Мне изрядно поднадоело сидеть и смотреть, как дует себе под нос этот недовольный и капризный шилохвост.

– И что вы вымолчите? – спросил я напрямки.

– А что в пустой след тарахтеть? – вгоряче выкрикнул он. – Что изменится оттого, что я скажу? Не разговаривая, отрапортовали в тот случай? Валяйте так и сейчас!

– Тот случай… Это тот случай. А сейчас мы встретились.

– Хороша встреча! Так… для блезиру… Вы обежали полгорода, насобирали кучу сплетен, а к следователю пришли последним. А надо было начинать со следователя!

Опять я не угодил, будь ты не ладна!

В конце концов, не существует указов, как начинать есть рыбу. Кто начинает с хвоста, кто с головы. Дело вкуса. Я предпочитаю начинать с хвоста.

Раз Шиманов вне конкурса претендовал на роль гвоздя в будущей статье, всё ведь крутилось вокруг него, я и приди к нему после встреч со всеми остальными. Пришёл уточнить слышанное.

– У вас есть, – говорю, – прекрасная возможность разбить все нападки на вас. Говорите. Я попробую вас понять… Однако сразу замечу, с кем я ни разговаривал порознь, конечно, все сходятся во мнении: пристрастно ведёте вы следствие.

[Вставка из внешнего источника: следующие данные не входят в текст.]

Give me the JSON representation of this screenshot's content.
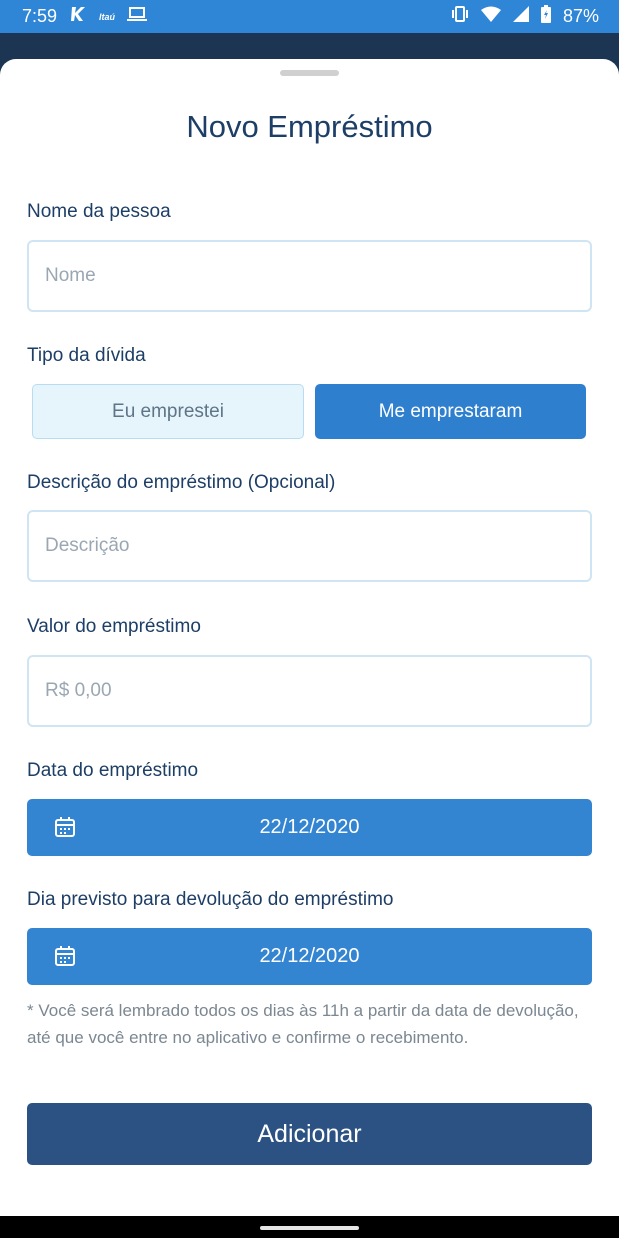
{
  "status_bar": {
    "time": "7:59",
    "battery": "87%",
    "icons": [
      "k-app-icon",
      "itau-icon",
      "laptop-icon",
      "vibrate-icon",
      "wifi-icon",
      "signal-icon",
      "battery-icon"
    ],
    "itau_text": "Itaú"
  },
  "title": "Novo Empréstimo",
  "form": {
    "name": {
      "label": "Nome da pessoa",
      "placeholder": "Nome",
      "value": ""
    },
    "debt_type": {
      "label": "Tipo da dívida",
      "options": [
        "Eu emprestei",
        "Me emprestaram"
      ],
      "selected": "Me emprestaram"
    },
    "description": {
      "label": "Descrição do empréstimo (Opcional)",
      "placeholder": "Descrição",
      "value": ""
    },
    "amount": {
      "label": "Valor do empréstimo",
      "placeholder": "R$ 0,00",
      "value": ""
    },
    "loan_date": {
      "label": "Data do empréstimo",
      "value": "22/12/2020"
    },
    "return_date": {
      "label": "Dia previsto para devolução do empréstimo",
      "value": "22/12/2020"
    },
    "note": "* Você será lembrado todos os dias às 11h a partir da data de devolução, até que você entre no aplicativo e confirme o recebimento.",
    "submit_label": "Adicionar"
  },
  "colors": {
    "status_bar": "#2f86d6",
    "primary": "#3384d1",
    "submit": "#2c5283",
    "title_text": "#1d3e66"
  }
}
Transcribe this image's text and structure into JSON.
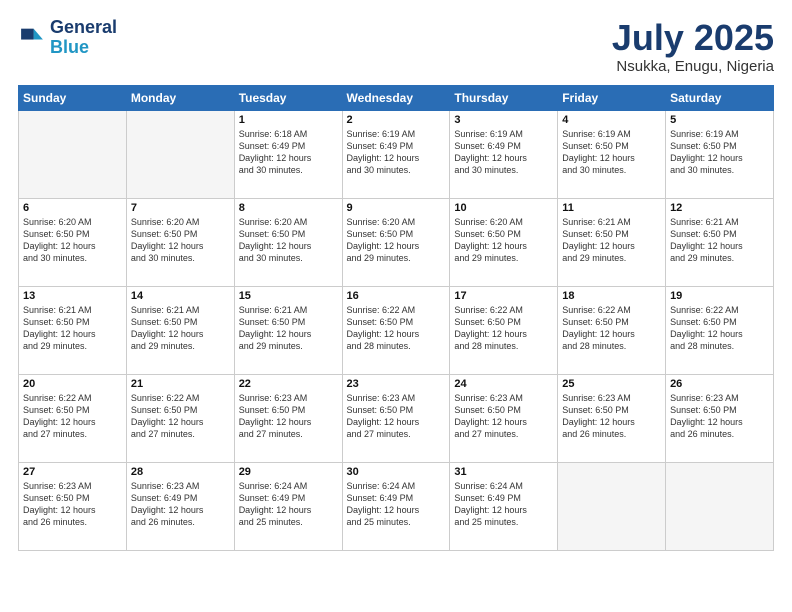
{
  "header": {
    "logo_line1": "General",
    "logo_line2": "Blue",
    "month_title": "July 2025",
    "location": "Nsukka, Enugu, Nigeria"
  },
  "day_headers": [
    "Sunday",
    "Monday",
    "Tuesday",
    "Wednesday",
    "Thursday",
    "Friday",
    "Saturday"
  ],
  "weeks": [
    [
      {
        "day": "",
        "info": "",
        "empty": true
      },
      {
        "day": "",
        "info": "",
        "empty": true
      },
      {
        "day": "1",
        "info": "Sunrise: 6:18 AM\nSunset: 6:49 PM\nDaylight: 12 hours\nand 30 minutes."
      },
      {
        "day": "2",
        "info": "Sunrise: 6:19 AM\nSunset: 6:49 PM\nDaylight: 12 hours\nand 30 minutes."
      },
      {
        "day": "3",
        "info": "Sunrise: 6:19 AM\nSunset: 6:49 PM\nDaylight: 12 hours\nand 30 minutes."
      },
      {
        "day": "4",
        "info": "Sunrise: 6:19 AM\nSunset: 6:50 PM\nDaylight: 12 hours\nand 30 minutes."
      },
      {
        "day": "5",
        "info": "Sunrise: 6:19 AM\nSunset: 6:50 PM\nDaylight: 12 hours\nand 30 minutes."
      }
    ],
    [
      {
        "day": "6",
        "info": "Sunrise: 6:20 AM\nSunset: 6:50 PM\nDaylight: 12 hours\nand 30 minutes."
      },
      {
        "day": "7",
        "info": "Sunrise: 6:20 AM\nSunset: 6:50 PM\nDaylight: 12 hours\nand 30 minutes."
      },
      {
        "day": "8",
        "info": "Sunrise: 6:20 AM\nSunset: 6:50 PM\nDaylight: 12 hours\nand 30 minutes."
      },
      {
        "day": "9",
        "info": "Sunrise: 6:20 AM\nSunset: 6:50 PM\nDaylight: 12 hours\nand 29 minutes."
      },
      {
        "day": "10",
        "info": "Sunrise: 6:20 AM\nSunset: 6:50 PM\nDaylight: 12 hours\nand 29 minutes."
      },
      {
        "day": "11",
        "info": "Sunrise: 6:21 AM\nSunset: 6:50 PM\nDaylight: 12 hours\nand 29 minutes."
      },
      {
        "day": "12",
        "info": "Sunrise: 6:21 AM\nSunset: 6:50 PM\nDaylight: 12 hours\nand 29 minutes."
      }
    ],
    [
      {
        "day": "13",
        "info": "Sunrise: 6:21 AM\nSunset: 6:50 PM\nDaylight: 12 hours\nand 29 minutes."
      },
      {
        "day": "14",
        "info": "Sunrise: 6:21 AM\nSunset: 6:50 PM\nDaylight: 12 hours\nand 29 minutes."
      },
      {
        "day": "15",
        "info": "Sunrise: 6:21 AM\nSunset: 6:50 PM\nDaylight: 12 hours\nand 29 minutes."
      },
      {
        "day": "16",
        "info": "Sunrise: 6:22 AM\nSunset: 6:50 PM\nDaylight: 12 hours\nand 28 minutes."
      },
      {
        "day": "17",
        "info": "Sunrise: 6:22 AM\nSunset: 6:50 PM\nDaylight: 12 hours\nand 28 minutes."
      },
      {
        "day": "18",
        "info": "Sunrise: 6:22 AM\nSunset: 6:50 PM\nDaylight: 12 hours\nand 28 minutes."
      },
      {
        "day": "19",
        "info": "Sunrise: 6:22 AM\nSunset: 6:50 PM\nDaylight: 12 hours\nand 28 minutes."
      }
    ],
    [
      {
        "day": "20",
        "info": "Sunrise: 6:22 AM\nSunset: 6:50 PM\nDaylight: 12 hours\nand 27 minutes."
      },
      {
        "day": "21",
        "info": "Sunrise: 6:22 AM\nSunset: 6:50 PM\nDaylight: 12 hours\nand 27 minutes."
      },
      {
        "day": "22",
        "info": "Sunrise: 6:23 AM\nSunset: 6:50 PM\nDaylight: 12 hours\nand 27 minutes."
      },
      {
        "day": "23",
        "info": "Sunrise: 6:23 AM\nSunset: 6:50 PM\nDaylight: 12 hours\nand 27 minutes."
      },
      {
        "day": "24",
        "info": "Sunrise: 6:23 AM\nSunset: 6:50 PM\nDaylight: 12 hours\nand 27 minutes."
      },
      {
        "day": "25",
        "info": "Sunrise: 6:23 AM\nSunset: 6:50 PM\nDaylight: 12 hours\nand 26 minutes."
      },
      {
        "day": "26",
        "info": "Sunrise: 6:23 AM\nSunset: 6:50 PM\nDaylight: 12 hours\nand 26 minutes."
      }
    ],
    [
      {
        "day": "27",
        "info": "Sunrise: 6:23 AM\nSunset: 6:50 PM\nDaylight: 12 hours\nand 26 minutes."
      },
      {
        "day": "28",
        "info": "Sunrise: 6:23 AM\nSunset: 6:49 PM\nDaylight: 12 hours\nand 26 minutes."
      },
      {
        "day": "29",
        "info": "Sunrise: 6:24 AM\nSunset: 6:49 PM\nDaylight: 12 hours\nand 25 minutes."
      },
      {
        "day": "30",
        "info": "Sunrise: 6:24 AM\nSunset: 6:49 PM\nDaylight: 12 hours\nand 25 minutes."
      },
      {
        "day": "31",
        "info": "Sunrise: 6:24 AM\nSunset: 6:49 PM\nDaylight: 12 hours\nand 25 minutes."
      },
      {
        "day": "",
        "info": "",
        "empty": true
      },
      {
        "day": "",
        "info": "",
        "empty": true
      }
    ]
  ]
}
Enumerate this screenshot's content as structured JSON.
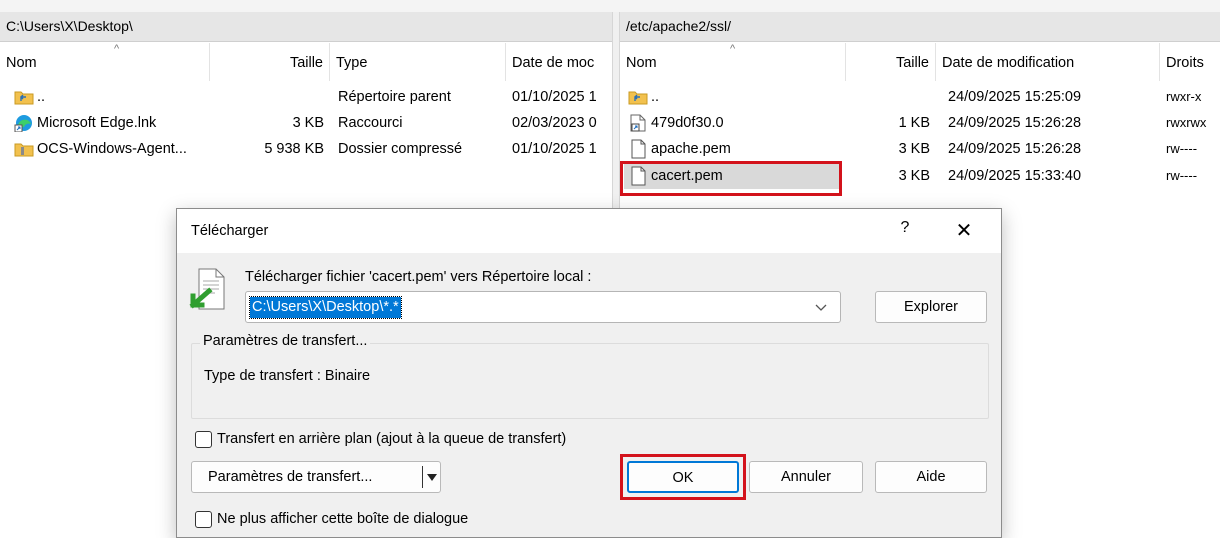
{
  "left_panel": {
    "path": "C:\\Users\\X\\Desktop\\",
    "columns": [
      "Nom",
      "Taille",
      "Type",
      "Date de moc"
    ],
    "rows": [
      {
        "icon": "parent-folder-icon",
        "name": "..",
        "size": "",
        "type": "Répertoire parent",
        "date": "01/10/2025 1"
      },
      {
        "icon": "edge-shortcut-icon",
        "name": "Microsoft Edge.lnk",
        "size": "3 KB",
        "type": "Raccourci",
        "date": "02/03/2023 0"
      },
      {
        "icon": "zip-folder-icon",
        "name": "OCS-Windows-Agent...",
        "size": "5 938 KB",
        "type": "Dossier compressé",
        "date": "01/10/2025 1"
      }
    ]
  },
  "right_panel": {
    "path": "/etc/apache2/ssl/",
    "columns": [
      "Nom",
      "Taille",
      "Date de modification",
      "Droits"
    ],
    "rows": [
      {
        "icon": "parent-folder-icon",
        "name": "..",
        "size": "",
        "date": "24/09/2025 15:25:09",
        "rights": "rwxr-x"
      },
      {
        "icon": "link-file-icon",
        "name": "479d0f30.0",
        "size": "1 KB",
        "date": "24/09/2025 15:26:28",
        "rights": "rwxrwx"
      },
      {
        "icon": "file-icon",
        "name": "apache.pem",
        "size": "3 KB",
        "date": "24/09/2025 15:26:28",
        "rights": "rw----"
      },
      {
        "icon": "file-icon",
        "name": "cacert.pem",
        "size": "3 KB",
        "date": "24/09/2025 15:33:40",
        "rights": "rw----"
      }
    ]
  },
  "dialog": {
    "title": "Télécharger",
    "help_label": "?",
    "close_label": "✕",
    "prompt": "Télécharger fichier 'cacert.pem' vers Répertoire local :",
    "target_value": "C:\\Users\\X\\Desktop\\*.*",
    "browse_label": "Explorer",
    "group_title": "Paramètres de transfert...",
    "transfer_type": "Type de transfert : Binaire",
    "background_checkbox_label": "Transfert en arrière plan (ajout à la queue de transfert)",
    "settings_button_label": "Paramètres de transfert...",
    "ok_label": "OK",
    "cancel_label": "Annuler",
    "help_button_label": "Aide",
    "dont_show_label": "Ne plus afficher cette boîte de dialogue"
  },
  "colors": {
    "highlight_red": "#d3121b",
    "selection_blue": "#0078d7"
  }
}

– Этими агентурными данными меня не удивите. Веду как могу.

– Сложилось впечатление, что вы хотите представить Фёдора как отпетого бандюгу…

– Что вы! Спиридонов сама святость, ангел с крылышками. Хорош ангелочек! Рыдает по нём Колыма!

– Спиридонов мне ни брат ни сват. Я его не видел, я его не слышал. Я только послушал тех, кто знает его и, верите, – да простите мне сентиментальность, – я влюбился в этого парня. Меня потянуло разобраться, что же такого преступного выкинул он.

– Вы всё уяснили, как он покуражился над так называемой любимой девушкой?

– Не рановато ли иронизируете? Парню двадцать четыре. Работает и учится. Ходит в десятый класс вечерней школы. Учится ещё заочно в лесном техникуме. Много вы таких собранных, цельных ребят встречали? Я думаю, будь он отпетый шалопай, не бросились бы школа и финотдел так ревниво защищать его. Было специальное открытое комсомольское собрание. Были те, с кем Фёдор работал, с кем учился. Собрание направило в райком целую петицию, под которой поставили подписи тридцать пять человек. Все, кто был на собрании! Они просили бюро райкома ходатайствовать о прекращении следствия. Райком отправил петицию в «Комсомолку».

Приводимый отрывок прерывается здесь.